L’assaut du Kremlin contre Navalny et la vérité


La Russie a des versions de diverses émissions de télévision occidentales, mais le genre de la salle d’audience serait particulièrement difficile à adapter à un pays où les grands procès sont toujours courus d’avance. Il n’y avait aucun doute qu’Alexei Navalny serait reconnu coupable de nouvelles accusations d’avoir volé 356 millions de Rbs (4,7 millions de dollars) de dons à sa propre fondation anti-corruption – même s’il était déjà en prison pour de prétendues violations de la libération conditionnelle. Seule la durée de sa peine était en cause. Neuf ans, c’était moins que les 13 que les procureurs recherchaient, mais non moins honteux pour cela. Il menace de réduire au silence l’un des critiques les plus virulents de Vladimir Poutine et de sa guerre contre l’Ukraine au milieu d’une répression qui s’intensifie contre la dissidence.

Navalny a fait preuve d’un courage extraordinaire. L’activiste a survécu à une tentative d’assassinat avec un agent neurotoxique hautement toxique qui l’a laissé dans le coma et a dû être transporté par avion en Allemagne. Il a ensuite aidé à enquêter sur son propre empoisonnement et a dupé l’agent des services secrets présumé responsable de décrire le coup dans un appel téléphonique que Navalny publia alors. Il est retourné en Russie bien qu’il ait été probablement arrêté pour avoir manqué des audiences de libération conditionnelle – alors qu’il était en convalescence en Allemagne – lié à de fausses accusations de corruption antérieures.

En ajoutant de nouvelles accusations pour prolonger sa peine de prison existante de deux ans et demi, les autorités ont suivi le modèle utilisé avec Mikhail Khodorkovsky, l’oligarque qui a affronté Poutine dans les années 2000. Tout comme la compagnie pétrolière de Khodorkovsky a été détruite, Moscou a interdit la fondation de Navalny pour « extrémisme », incitant des dizaines de ses partisans à fuir la Russie.

Les efforts déterminés pour museler Navalny démontrent à quel point ses révélations sur la richesse somptueuse du cercle dirigeant russe étaient devenues irritantes pour le Kremlin. Sa vidéo d’un palais de la mer Noire d’un milliard de dollars prétendument construit pour Poutine, avec casino, patinoire et vignoble, a enregistré près de 123 millions de vues (le président russe a nié tout lien avec le bâtiment). Quelques semaines après sa publication, le sondeur indépendant Levada estimait qu’un quart des Russes l’avaient regardé.

Quelques heures avant la condamnation de Navalny, son équipe photographies tweetées d’un yacht de luxe ils ont admis que la « rumeur » était seulement celle de Poutine, mais dont la liste d’équipage se composerait presque entièrement de Russes du Service fédéral de protection qui protège le président et les hauts fonctionnaires. Les travaux de l’équipe de Navalny ont fourni une mine de données utilisées pour aider à cibler les sanctions occidentales sur le cercle restreint de Moscou.

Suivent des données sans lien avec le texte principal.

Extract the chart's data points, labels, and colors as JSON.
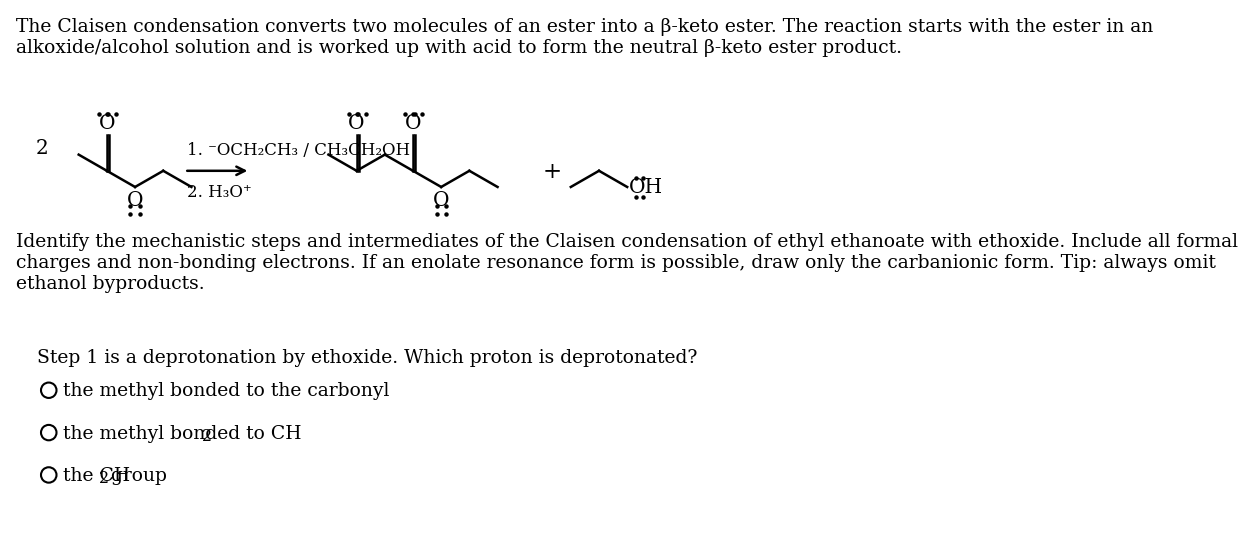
{
  "bg_color": "#ffffff",
  "title_text": "The Claisen condensation converts two molecules of an ester into a β-keto ester. The reaction starts with the ester in an\nalkoxide/alcohol solution and is worked up with acid to form the neutral β-keto ester product.",
  "reaction_conditions_1": "1. ⁻OCH₂CH₃ / CH₃CH₂OH",
  "reaction_conditions_2": "2. H₃O⁺",
  "question_text": "Identify the mechanistic steps and intermediates of the Claisen condensation of ethyl ethanoate with ethoxide. Include all formal\ncharges and non-bonding electrons. If an enolate resonance form is possible, draw only the carbanionic form. Tip: always omit\nethanol byproducts.",
  "step_text": "Step 1 is a deprotonation by ethoxide. Which proton is deprotonated?",
  "option1": "the methyl bonded to the carbonyl",
  "option2_pre": "the methyl bonded to CH",
  "option2_sub": "2",
  "option3_pre": "the CH",
  "option3_sub": "2",
  "option3_post": " group",
  "font_size": 13.5
}
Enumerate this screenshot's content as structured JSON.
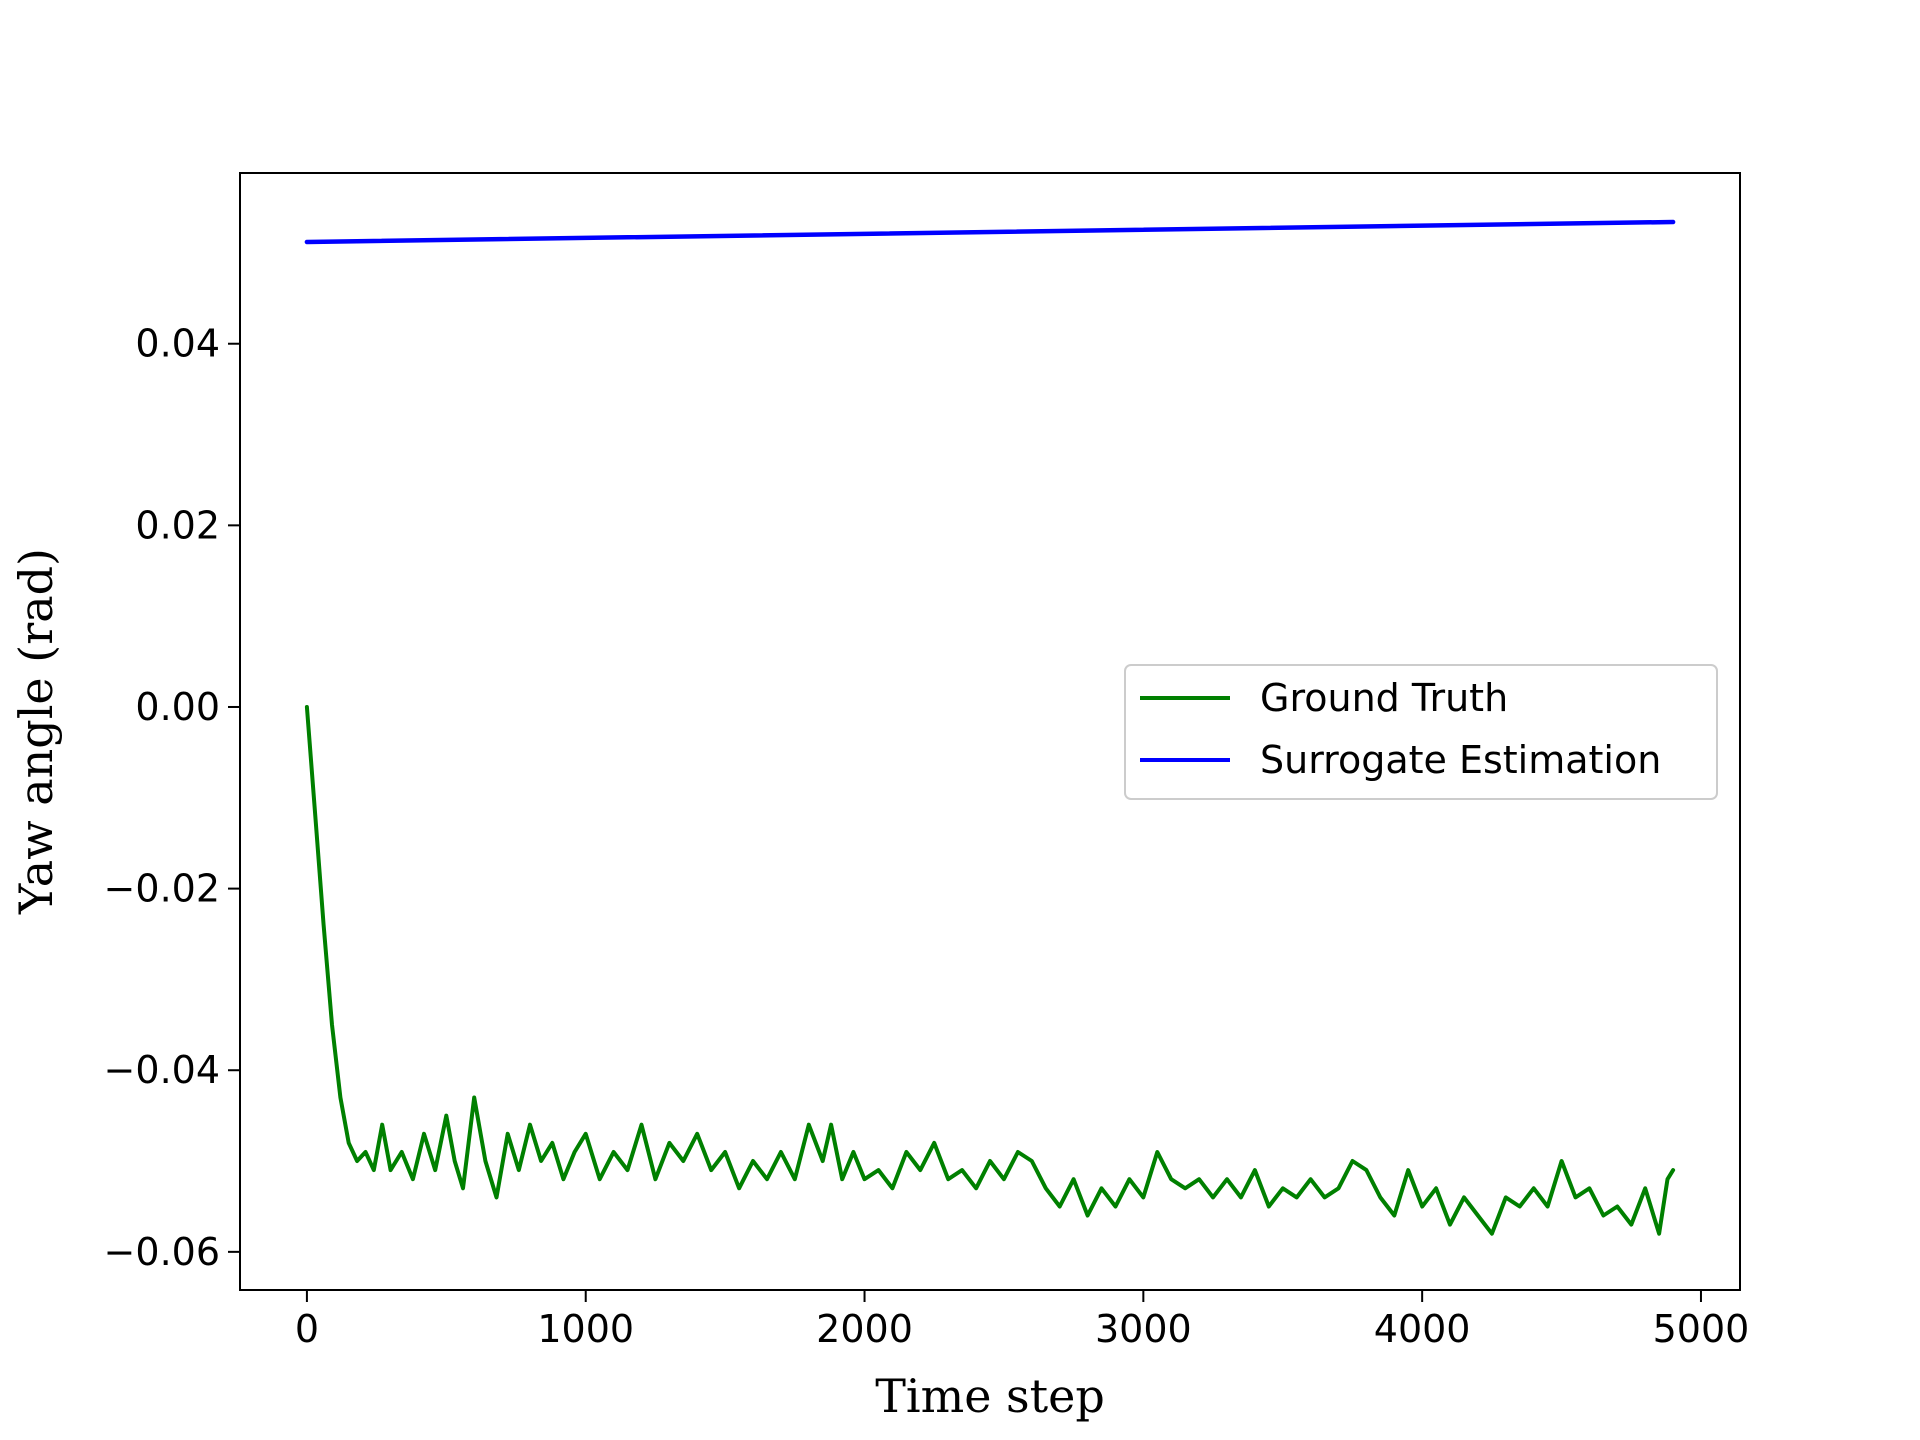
{
  "chart_data": {
    "type": "line",
    "xlabel": "Time step",
    "ylabel": "Yaw angle (rad)",
    "xlim": [
      -240,
      5140
    ],
    "ylim": [
      -0.0642,
      0.0588
    ],
    "xticks": [
      0,
      1000,
      2000,
      3000,
      4000,
      5000
    ],
    "xtick_labels": [
      "0",
      "1000",
      "2000",
      "3000",
      "4000",
      "5000"
    ],
    "yticks": [
      -0.06,
      -0.04,
      -0.02,
      0.0,
      0.02,
      0.04
    ],
    "ytick_labels": [
      "−0.06",
      "−0.04",
      "−0.02",
      "0.00",
      "0.02",
      "0.04"
    ],
    "grid": false,
    "legend_position": "center-right",
    "series": [
      {
        "name": "Ground Truth",
        "color": "#008000",
        "x": [
          0,
          30,
          60,
          90,
          120,
          150,
          180,
          210,
          240,
          270,
          300,
          340,
          380,
          420,
          460,
          500,
          530,
          560,
          600,
          640,
          680,
          720,
          760,
          800,
          840,
          880,
          920,
          960,
          1000,
          1050,
          1100,
          1150,
          1200,
          1250,
          1300,
          1350,
          1400,
          1450,
          1500,
          1550,
          1600,
          1650,
          1700,
          1750,
          1800,
          1850,
          1880,
          1920,
          1960,
          2000,
          2050,
          2100,
          2150,
          2200,
          2250,
          2300,
          2350,
          2400,
          2450,
          2500,
          2550,
          2600,
          2650,
          2700,
          2750,
          2800,
          2850,
          2900,
          2950,
          3000,
          3050,
          3100,
          3150,
          3200,
          3250,
          3300,
          3350,
          3400,
          3450,
          3500,
          3550,
          3600,
          3650,
          3700,
          3750,
          3800,
          3850,
          3900,
          3950,
          4000,
          4050,
          4100,
          4150,
          4200,
          4250,
          4300,
          4350,
          4400,
          4450,
          4500,
          4550,
          4600,
          4650,
          4700,
          4750,
          4800,
          4850,
          4880,
          4900
        ],
        "y": [
          0.0,
          -0.012,
          -0.024,
          -0.035,
          -0.043,
          -0.048,
          -0.05,
          -0.049,
          -0.051,
          -0.046,
          -0.051,
          -0.049,
          -0.052,
          -0.047,
          -0.051,
          -0.045,
          -0.05,
          -0.053,
          -0.043,
          -0.05,
          -0.054,
          -0.047,
          -0.051,
          -0.046,
          -0.05,
          -0.048,
          -0.052,
          -0.049,
          -0.047,
          -0.052,
          -0.049,
          -0.051,
          -0.046,
          -0.052,
          -0.048,
          -0.05,
          -0.047,
          -0.051,
          -0.049,
          -0.053,
          -0.05,
          -0.052,
          -0.049,
          -0.052,
          -0.046,
          -0.05,
          -0.046,
          -0.052,
          -0.049,
          -0.052,
          -0.051,
          -0.053,
          -0.049,
          -0.051,
          -0.048,
          -0.052,
          -0.051,
          -0.053,
          -0.05,
          -0.052,
          -0.049,
          -0.05,
          -0.053,
          -0.055,
          -0.052,
          -0.056,
          -0.053,
          -0.055,
          -0.052,
          -0.054,
          -0.049,
          -0.052,
          -0.053,
          -0.052,
          -0.054,
          -0.052,
          -0.054,
          -0.051,
          -0.055,
          -0.053,
          -0.054,
          -0.052,
          -0.054,
          -0.053,
          -0.05,
          -0.051,
          -0.054,
          -0.056,
          -0.051,
          -0.055,
          -0.053,
          -0.057,
          -0.054,
          -0.056,
          -0.058,
          -0.054,
          -0.055,
          -0.053,
          -0.055,
          -0.05,
          -0.054,
          -0.053,
          -0.056,
          -0.055,
          -0.057,
          -0.053,
          -0.058,
          -0.052,
          -0.051
        ]
      },
      {
        "name": "Surrogate Estimation",
        "color": "#0000ff",
        "x": [
          0,
          4900
        ],
        "y": [
          0.0512,
          0.0534
        ]
      }
    ]
  }
}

Navalny a continué à poster des messages sur les réseaux sociaux via ses avocats même d’une colonie pénitentiaire. Mais ses associés craignent que la nouvelle peine, dans une prison à sécurité maximale, ne l’isole du monde extérieur alors que Moscou renforce son monopole de l’information.

Malgré tout l’impact des enquêtes de Navalny, le sondeur public VTsIOM a déclaré ce mois-ci que 71 % des Russes ont soutenu l’« opération militaire spéciale » du Kremlin en Ukraine. Bien que cela se traduise par un climat aussi répressif – Poutine a menacé la semaine dernière de cracher « la racaille et les traîtres » – exagèrent probablement la réalité, ils démontrent encore la puissance de la propagande et du récit nationaliste de Moscou.

Pourtant, l’énergie avec laquelle Moscou a poursuivi ses détracteurs suggère qu’elle s’inquiète que son soutien soit fragile et pourrait se fissurer. Navalny est peut-être désormais moins en mesure de poursuivre sa campagne et fait face à une nouvelle bataille pour préserver sa santé et sa sécurité dans l’environnement impitoyable d’un établissement de haute sécurité. Mais il a annoncé mardi que sa fondation deviendrait une organisation internationale qui « se battrait jusqu’à ce que nous gagnions ». Inspirés par son exemple, d’autres poursuivront le travail visant à demander des comptes à un Kremlin toujours plus dangereux.